Founded in 2011, NexImmune is working on personalised immunotherapies that stimulate the production of T cells, a form of white blood cell integral to the immune system, and directs the cells to target problematic molecules within tumours.

The lead candidate, Aim Act, is set to enter phase 1/2 clinical trials during 2018 in patients with acute myeloid leukaemia, a type of blood cancer, and myelodysplastic syndromes, a group of cancers that affect the bone marrow.

NexImmune is based on research by Jonathan Schneck, a professor of pathology, medicine and oncology at Johns Hopkins University School of Medicine, and Mathias Oelke, an assistant professor who specialises in cellular immunology.

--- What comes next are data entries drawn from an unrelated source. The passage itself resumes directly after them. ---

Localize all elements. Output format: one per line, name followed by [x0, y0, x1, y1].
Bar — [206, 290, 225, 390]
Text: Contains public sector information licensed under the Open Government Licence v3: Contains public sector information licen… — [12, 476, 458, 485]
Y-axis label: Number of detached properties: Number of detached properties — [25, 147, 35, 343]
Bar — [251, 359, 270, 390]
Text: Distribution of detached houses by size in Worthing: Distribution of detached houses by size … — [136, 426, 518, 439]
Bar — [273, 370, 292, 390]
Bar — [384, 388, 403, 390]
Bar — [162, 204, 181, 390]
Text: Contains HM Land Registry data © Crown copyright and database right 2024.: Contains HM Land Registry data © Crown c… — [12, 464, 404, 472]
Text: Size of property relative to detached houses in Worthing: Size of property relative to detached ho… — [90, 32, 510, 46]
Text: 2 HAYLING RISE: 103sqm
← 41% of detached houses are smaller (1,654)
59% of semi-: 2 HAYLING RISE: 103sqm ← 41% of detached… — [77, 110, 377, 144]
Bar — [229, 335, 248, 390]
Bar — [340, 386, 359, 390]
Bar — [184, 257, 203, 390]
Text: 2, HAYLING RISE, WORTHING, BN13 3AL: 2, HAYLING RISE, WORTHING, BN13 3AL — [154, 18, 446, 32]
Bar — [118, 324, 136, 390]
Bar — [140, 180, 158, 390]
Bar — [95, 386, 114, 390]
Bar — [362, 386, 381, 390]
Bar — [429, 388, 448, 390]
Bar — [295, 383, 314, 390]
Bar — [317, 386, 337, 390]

NexImmune was acquired for an undisclosed sum in January 2017 by a consortium led by Sol Barer and Joshua Barer, both of Barer & Son Capital, with commitments from private investors such as William Hawkins, former CEO and chairman of medical device maker Medtronic.

The spinout’s total equity stood at $3.3m prior to the acquisition, in addition to $2m in convertible debt disclosed in a security filing in 2015.

VC firm New Enterprise Associates led a $3m round in 2014 with contributions from Pfizer Venture Investments and Amgen Business Development, respective corporate venturing units of biopharmaceutical firms Pfizer and Amgen.

NexImmune had previously disclosed $287,500 received from 11 unnamed backers in 2012.